An OPEC production-monitoring committee said it would formally recommend no change to output at Wednesday’s meeting, which was to start late in the evening due to the Muslim fast of Ramadan.
The three countries represented on the committee, Kuwait, Iran and Nigeria, urged increased compliance with agreed cuts instead, Kuwaiti Oil Minister Sheikh Ahmad Abdullah al-Sabah told reporters late on Tuesday.
The United Arab Emirates energy minister Mohamed Al Hamli echoed the broad view of other OPEC ministers that the oil market was in good health and a further cut in output unlikely.
“We are comfortable with the market” at the moment, he told reporters as he arrived in Vienna on Wednesday. He added that “compliance could be better” with cuts that were agreed last year in order to prop up prices, he said.
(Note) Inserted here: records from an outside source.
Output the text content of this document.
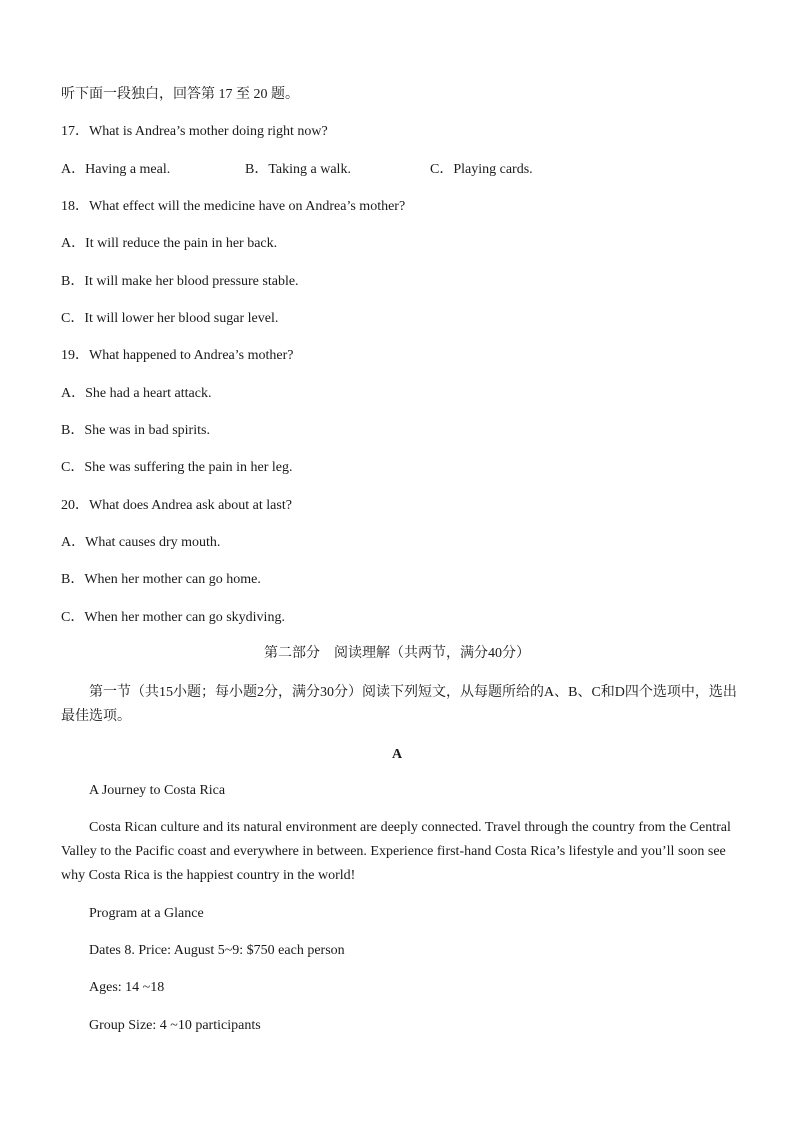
听下面一段独白，回答第 17 至 20 题。
17．What is Andrea’s mother doing right now?
A．Having a meal.	B．Taking a walk.	C．Playing cards.
18．What effect will the medicine have on Andrea’s mother?
A．It will reduce the pain in her back.
B．It will make her blood pressure stable.
C．It will lower her blood sugar level.
19．What happened to Andrea’s mother?
A．She had a heart attack.
B．She was in bad spirits.
C．She was suffering the pain in her leg.
20．What does Andrea ask about at last?
A．What causes dry mouth.
B．When her mother can go home.
C．When her mother can go skydiving.
第二部分　阅读理解（共两节，满分40分）
第一节（共15小题；每小题2分，满分30分）阅读下列短文，从每题所给的A、B、C和D四个选项中，选出最佳选项。
A
A Journey to Costa Rica
Costa Rican culture and its natural environment are deeply connected. Travel through the country from the Central Valley to the Pacific coast and everywhere in between. Experience first-hand Costa Rica’s lifestyle and you’ll soon see why Costa Rica is the happiest country in the world!
Program at a Glance
Dates 8. Price: August 5~9: $750 each person
Ages: 14 ~18
Group Size: 4 ~10 participants
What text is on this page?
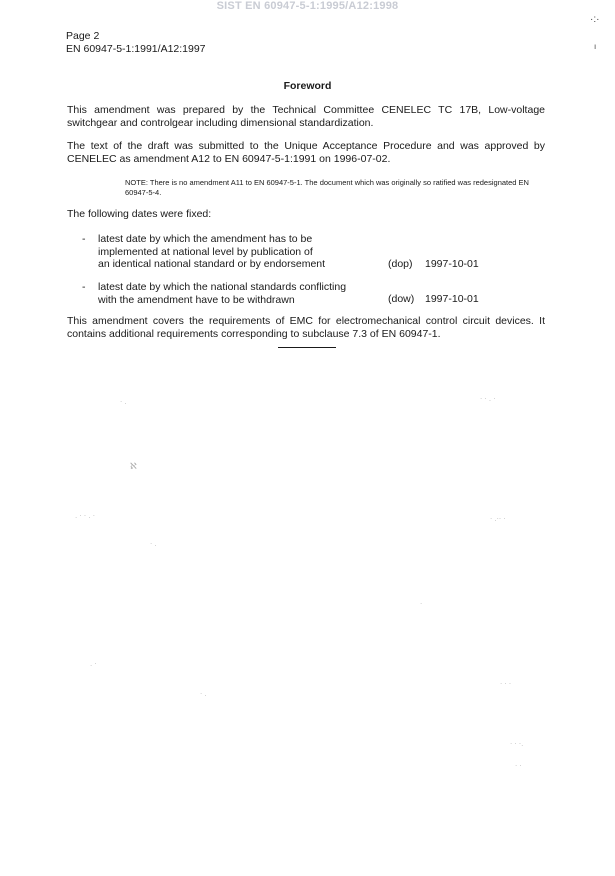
SIST EN 60947-5-1:1995/A12:1998
·:·
ı
Page 2
EN 60947-5-1:1991/A12:1997
Foreword
This amendment was prepared by the Technical Committee CENELEC TC 17B, Low-voltage switchgear and controlgear including dimensional standardization.
The text of the draft was submitted to the Unique Acceptance Procedure and was approved by CENELEC as amendment A12 to EN 60947-5-1:1991 on 1996-07-02.
NOTE: There is no amendment A11 to EN 60947-5-1. The document which was originally so ratified was redesignated EN 60947-5-4.
The following dates were fixed:
- latest date by which the amendment has to be
implemented at national level by publication of
an identical national standard or by endorsement	(dop) 1997-10-01
- latest date by which the national standards conflicting
with the amendment have to be withdrawn	(dow) 1997-10-01
This amendment covers the requirements of EMC for electromechanical control circuit devices. It contains additional requirements corresponding to subclause 7.3 of EN 60947-1.
ℵ
· .	· · . ·
. · · . ·	· .·· ·
· .
· · ·
· · ·.
· ·
. ·
· .
·
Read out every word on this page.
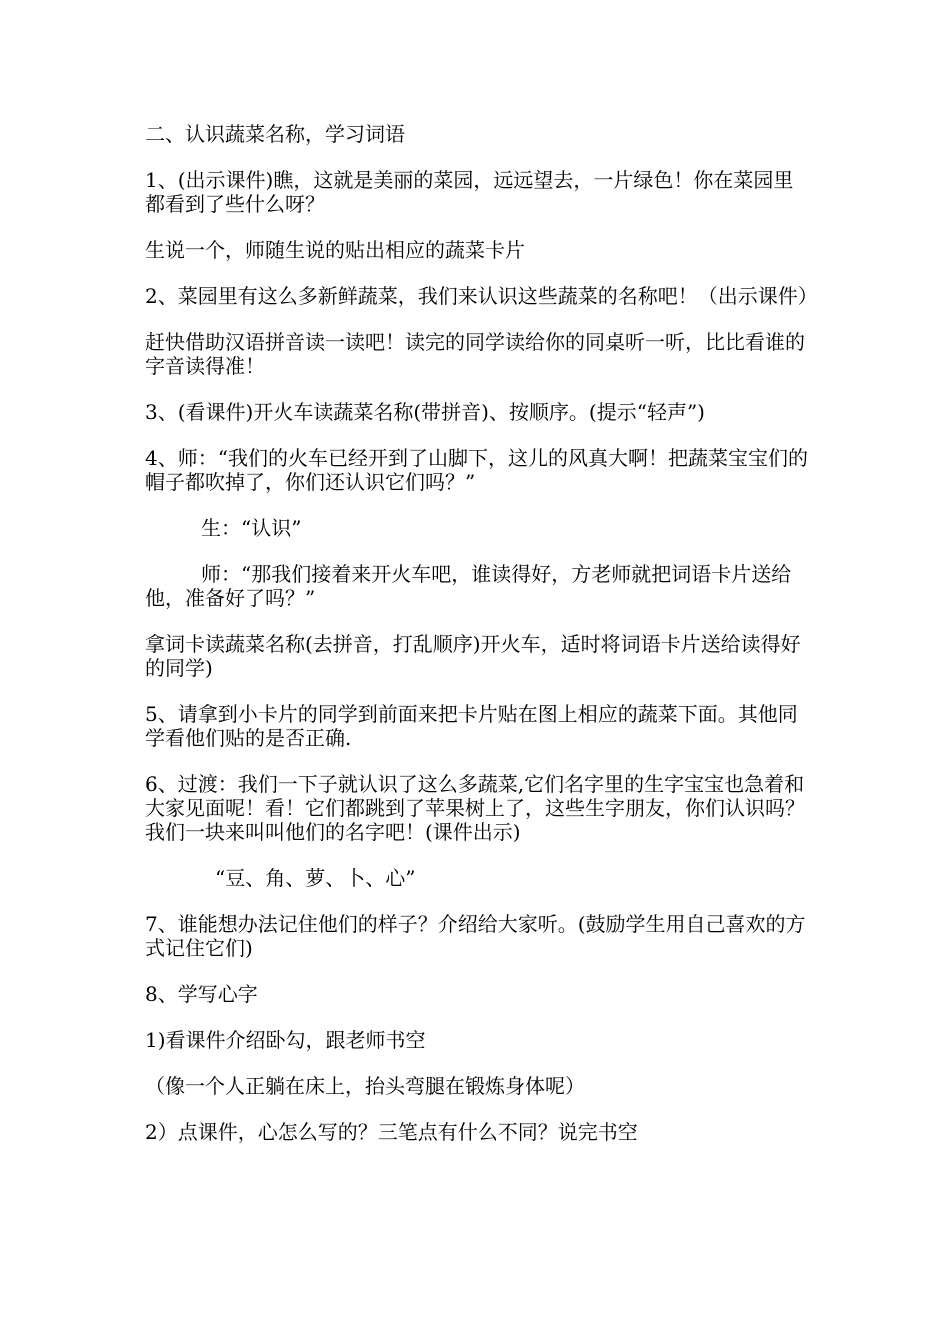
二、认识蔬菜名称，学习词语

1、(出示课件)瞧，这就是美丽的菜园，远远望去，一片绿色！你在菜园里都看到了些什么呀？

生说一个，师随生说的贴出相应的蔬菜卡片

2、菜园里有这么多新鲜蔬菜，我们来认识这些蔬菜的名称吧！（出示课件）

赶快借助汉语拼音读一读吧！读完的同学读给你的同桌听一听，比比看谁的字音读得准！

3、(看课件)开火车读蔬菜名称(带拼音)、按顺序。(提示“轻声”)

4、师：“我们的火车已经开到了山脚下，这儿的风真大啊！把蔬菜宝宝们的帽子都吹掉了，你们还认识它们吗？”

生：“认识”

师：“那我们接着来开火车吧，谁读得好，方老师就把词语卡片送给他，准备好了吗？”

拿词卡读蔬菜名称(去拼音，打乱顺序)开火车，适时将词语卡片送给读得好的同学)

5、请拿到小卡片的同学到前面来把卡片贴在图上相应的蔬菜下面。其他同学看他们贴的是否正确.

6、过渡：我们一下子就认识了这么多蔬菜,它们名字里的生字宝宝也急着和大家见面呢！看！它们都跳到了苹果树上了，这些生字朋友，你们认识吗？我们一块来叫叫他们的名字吧！(课件出示)

“豆、角、萝、卜、心”

7、谁能想办法记住他们的样子？介绍给大家听。(鼓励学生用自己喜欢的方式记住它们)

8、学写心字

1)看课件介绍卧勾，跟老师书空

（像一个人正躺在床上，抬头弯腿在锻炼身体呢）

2）点课件，心怎么写的？三笔点有什么不同？说完书空
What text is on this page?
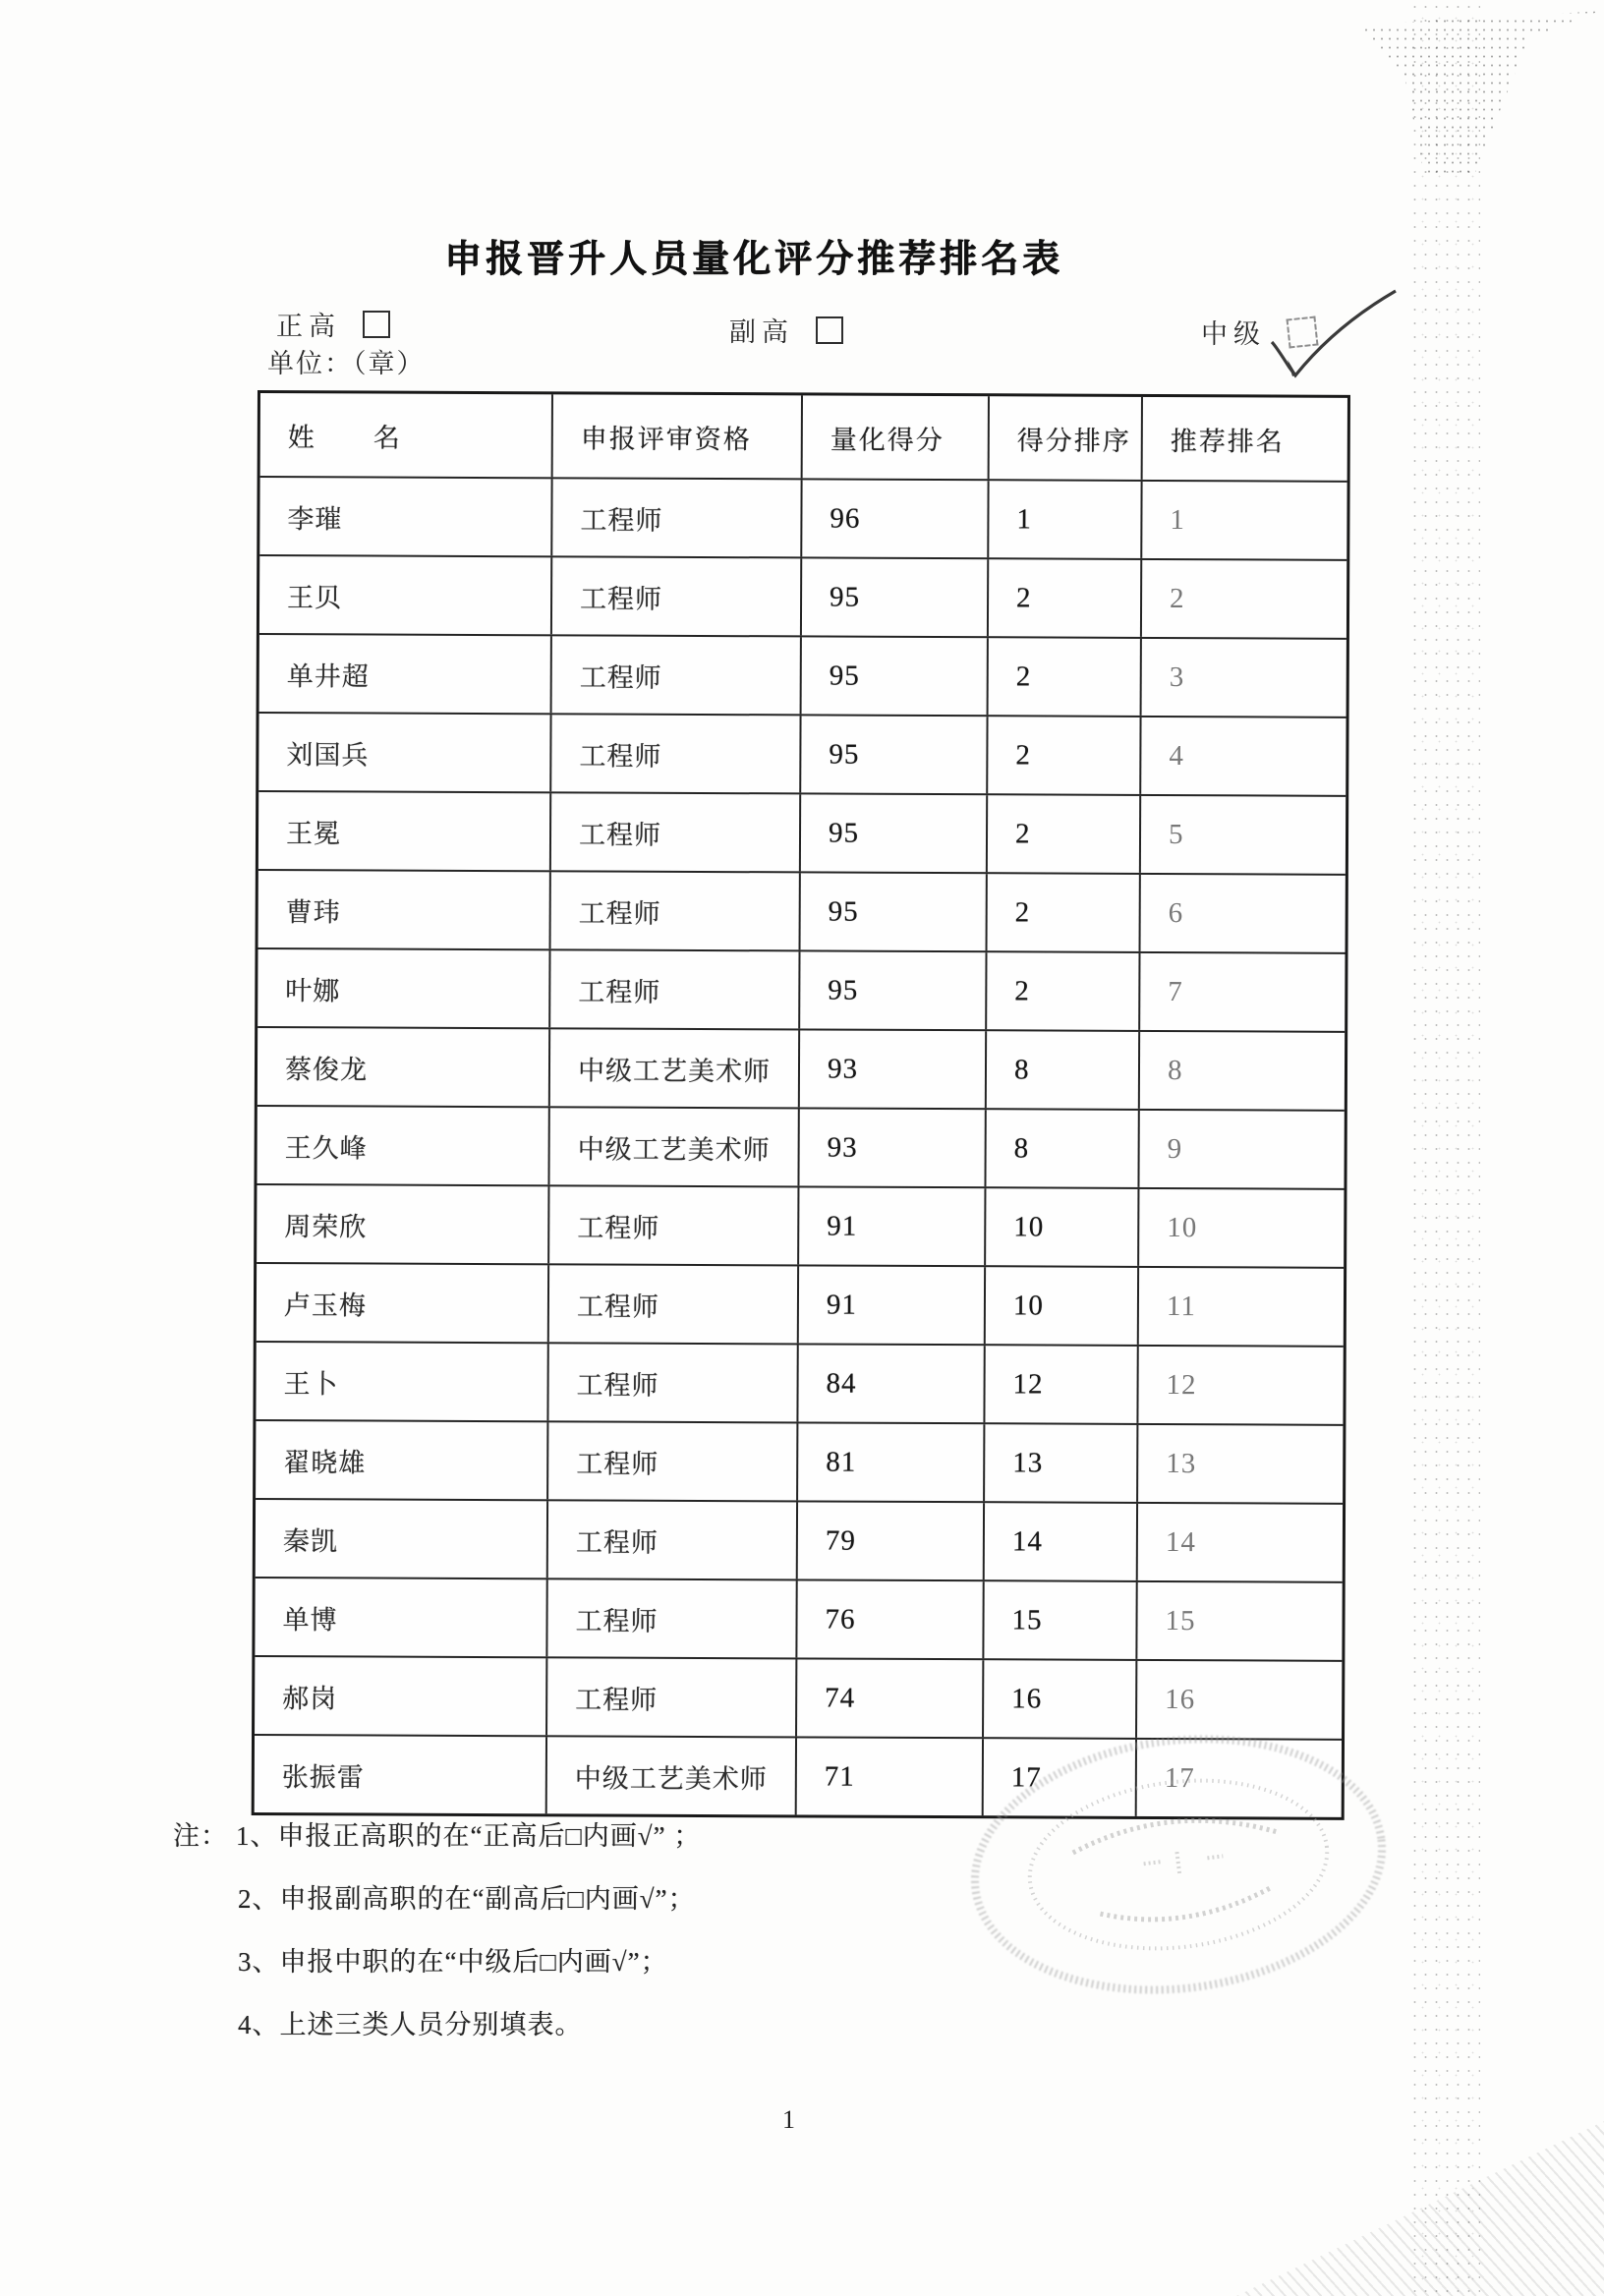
申报晋升人员量化评分推荐排名表
正高	副高	中级
单位：（章）
姓　　名	申报评审资格	量化得分	得分排序	推荐排名
李璀	工程师	96	1	1
王贝	工程师	95	2	2
单井超	工程师	95	2	3
刘国兵	工程师	95	2	4
王冕	工程师	95	2	5
曹玮	工程师	95	2	6
叶娜	工程师	95	2	7
蔡俊龙	中级工艺美术师	93	8	8
王久峰	中级工艺美术师	93	8	9
周荣欣	工程师	91	10	10
卢玉梅	工程师	91	10	11
王卜	工程师	84	12	12
翟晓雄	工程师	81	13	13
秦凯	工程师	79	14	14
单博	工程师	76	15	15
郝岗	工程师	74	16	16
张振雷	中级工艺美术师	71	17	17
注： 1、申报正高职的在“正高后□内画√” ；
2、申报副高职的在“副高后□内画√”；
3、申报中职的在“中级后□内画√”；
4、上述三类人员分别填表。
1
Saudi Oil Minister Ali al-Naimi, whose country is the biggest OPEC oil producer and its most influential member, said, “The market is in very good shape, very well supplied,” as he arrived ahead of the meeting.
“The price is good for everybody, consumer (and) producer,” he said. A vicious global economic downturn has sapped demand for energy, dragging crude prices from record highs of above $147 in July 2008 to $32.40 in December. They have since recovered to hover around $70.
Now ministers from OPEC countries, which are highly dependent on oil exports, must steer a careful course, supporting prices but not alarming markets by trying to do so too aggressively.